The students spent much of Wednesday pushing for control reform. This as the “Never Again” movement gains traction nationwide.

“People that we elected, the people with power, are willing to listen to us. They started to see that are not going to keep their seats if they don’t,” said Stoneman Douglas High student Melanie Weber.

Isabella Pfeiffer was in the final meeting of the day with Scott.

“There was a lot of tension in the room. You could tell because of how in love he is with guns and the NRA but he said that he was listening,” said Pfeiffer.

Hundreds of students joined the teens from Parkland at a rally at the Capitol, many furious that the House on Tuesday voted to not allow discussion on banning assault weapons. Some students who didn’t have appointments tried to confront lawmakers who blocked the discussion, but found doors closed to them.
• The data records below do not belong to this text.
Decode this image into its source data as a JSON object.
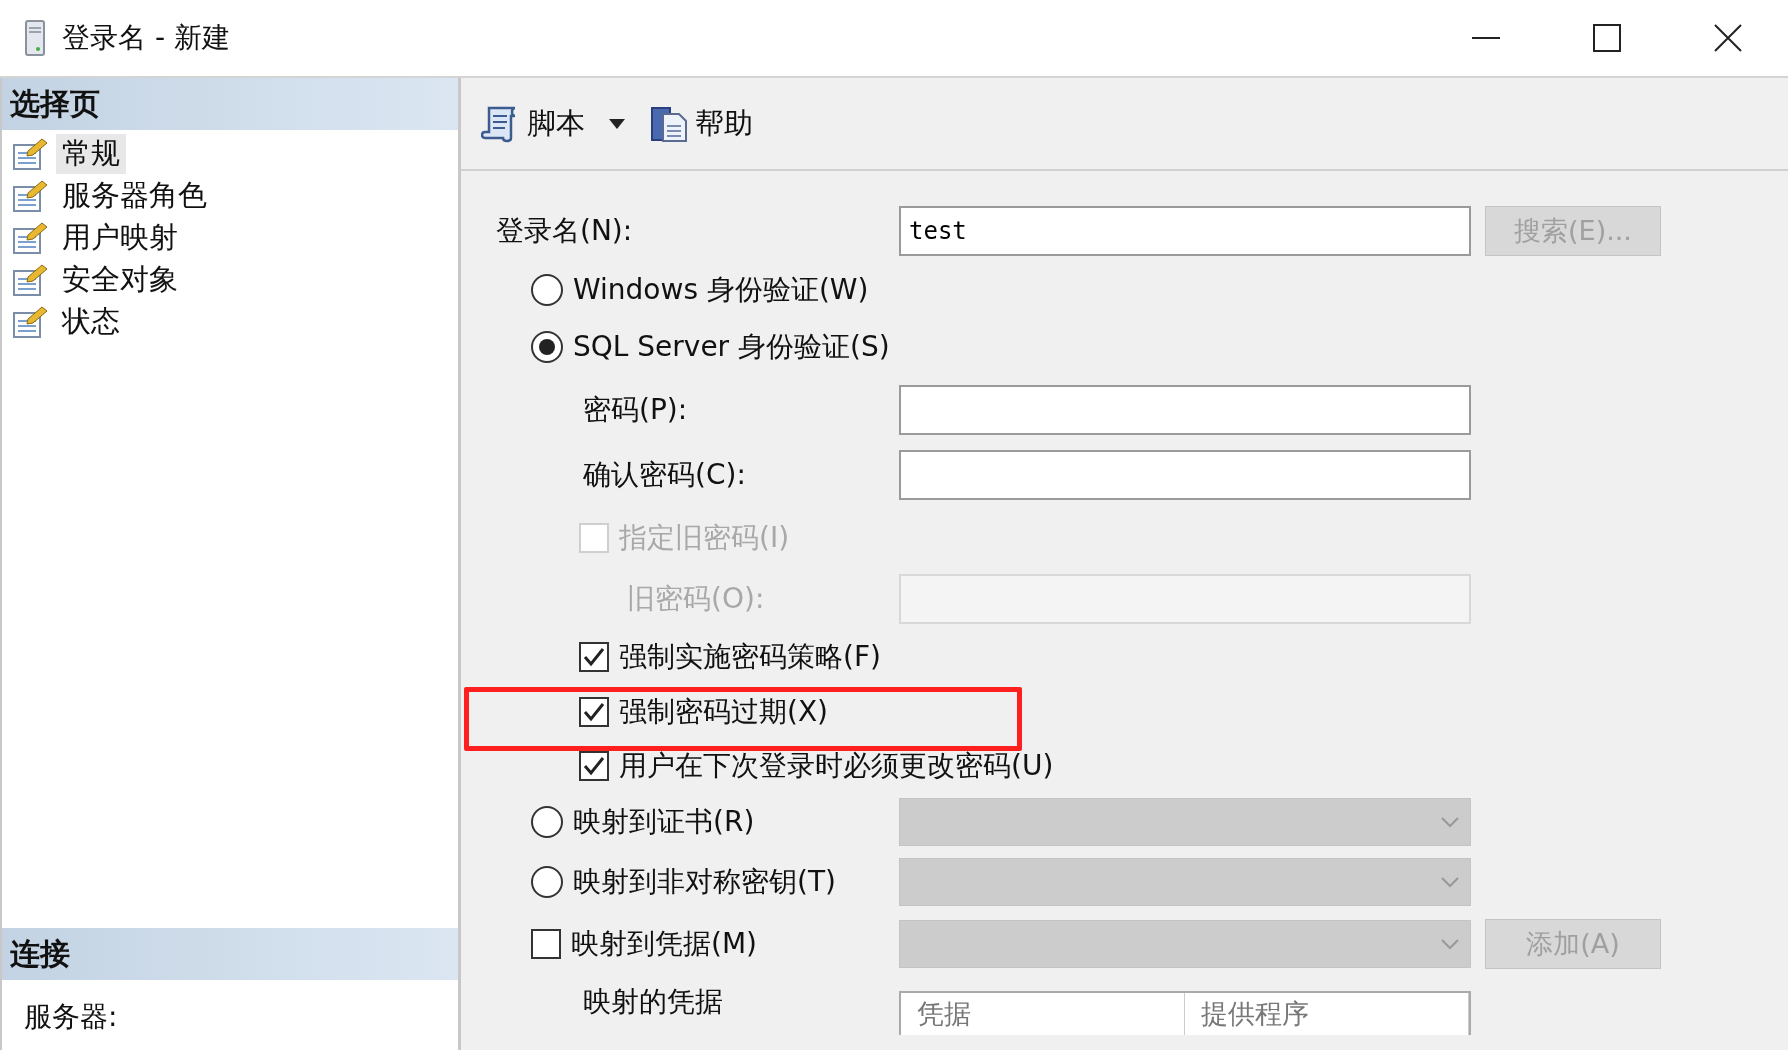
{
  "window": {
    "title": "登录名 - 新建"
  },
  "sidebar": {
    "header": "选择页",
    "items": [
      {
        "label": "常规",
        "selected": true
      },
      {
        "label": "服务器角色",
        "selected": false
      },
      {
        "label": "用户映射",
        "selected": false
      },
      {
        "label": "安全对象",
        "selected": false
      },
      {
        "label": "状态",
        "selected": false
      }
    ],
    "connection_header": "连接",
    "connection_items": [
      "服务器:"
    ]
  },
  "toolbar": {
    "items": [
      {
        "kind": "script",
        "label": "脚本",
        "dropdown": true
      },
      {
        "kind": "help",
        "label": "帮助",
        "dropdown": false
      }
    ]
  },
  "form": {
    "rows": [
      {
        "kind": "text",
        "label": "登录名(N):",
        "value": "test",
        "button": {
          "label": "搜索(E)...",
          "disabled": true
        }
      },
      {
        "kind": "radio",
        "label": "Windows 身份验证(W)",
        "selected": false
      },
      {
        "kind": "radio",
        "label": "SQL Server 身份验证(S)",
        "selected": true
      },
      {
        "kind": "password",
        "label": "密码(P):",
        "disabled": false
      },
      {
        "kind": "password",
        "label": "确认密码(C):",
        "disabled": false
      },
      {
        "kind": "checkbox",
        "label": "指定旧密码(I)",
        "checked": false,
        "disabled": true,
        "highlighted": false
      },
      {
        "kind": "subpassword",
        "label": "旧密码(O):",
        "disabled": true
      },
      {
        "kind": "checkbox",
        "label": "强制实施密码策略(F)",
        "checked": true,
        "disabled": false,
        "highlighted": false
      },
      {
        "kind": "checkbox",
        "label": "强制密码过期(X)",
        "checked": true,
        "disabled": false,
        "highlighted": true
      },
      {
        "kind": "checkbox",
        "label": "用户在下次登录时必须更改密码(U)",
        "checked": true,
        "disabled": false,
        "highlighted": false
      },
      {
        "kind": "radio-select",
        "label": "映射到证书(R)",
        "selected": false,
        "disabled": true
      },
      {
        "kind": "radio-select",
        "label": "映射到非对称密钥(T)",
        "selected": false,
        "disabled": true
      },
      {
        "kind": "check-select",
        "label": "映射到凭据(M)",
        "checked": false,
        "disabled": true,
        "button": {
          "label": "添加(A)",
          "disabled": true
        }
      },
      {
        "kind": "table",
        "label": "映射的凭据",
        "columns": [
          "凭据",
          "提供程序"
        ]
      }
    ]
  }
}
They couldn’t get to Miami Lakes Representative Jose Oliva, but that didn’t stop them from unloading on his staff.

“How would you feel if that was your child wondering if she would ever see you again, I bet you damn well that bill would have been passed by now,” said one fired up student.

Outside the Capitol, thousands rallied for gun restrictions and an assault rifle ban, the survivors from Parkland taking center stage.

“We are not trying to take away all of your guns, just the ones that are being used to kill innocent children almost every year,” said one student.

The rally came exactly a week after 17 students were killed when 19-year-old Nikolas Cruz, a former student, opened fire in the school.

During meetings with lawmakers, the students urged them to pass common-sense reforms and not just offer meaningless platitudes.

“We’ve had enough of ‘thoughts and prayers’, we’ve had enough of ‘we’re in your consideration, we’re going to think about it, we’re going to how we feel because we support so much’ because we know that is not true. If you supported us you would have made a change long ago and you would be making a change now. So this is to every lawmaker out there, no longer can you take money from the NRA, no longer can you fly under the radar doing whatever it is that you want to do because we are coming after you. We are coming after every single one of you demanding action, demanding that you make a change,” said a Stoneman Douglas senior Delaney Tarr.

Gov. Scott will reportedly be releasing a plan in the coming days. Most students who attended the meetings said the lawmakers were receptive to them.

The students plan to stage a ‘March For Our Lives’ rally in Washington D.C. next month.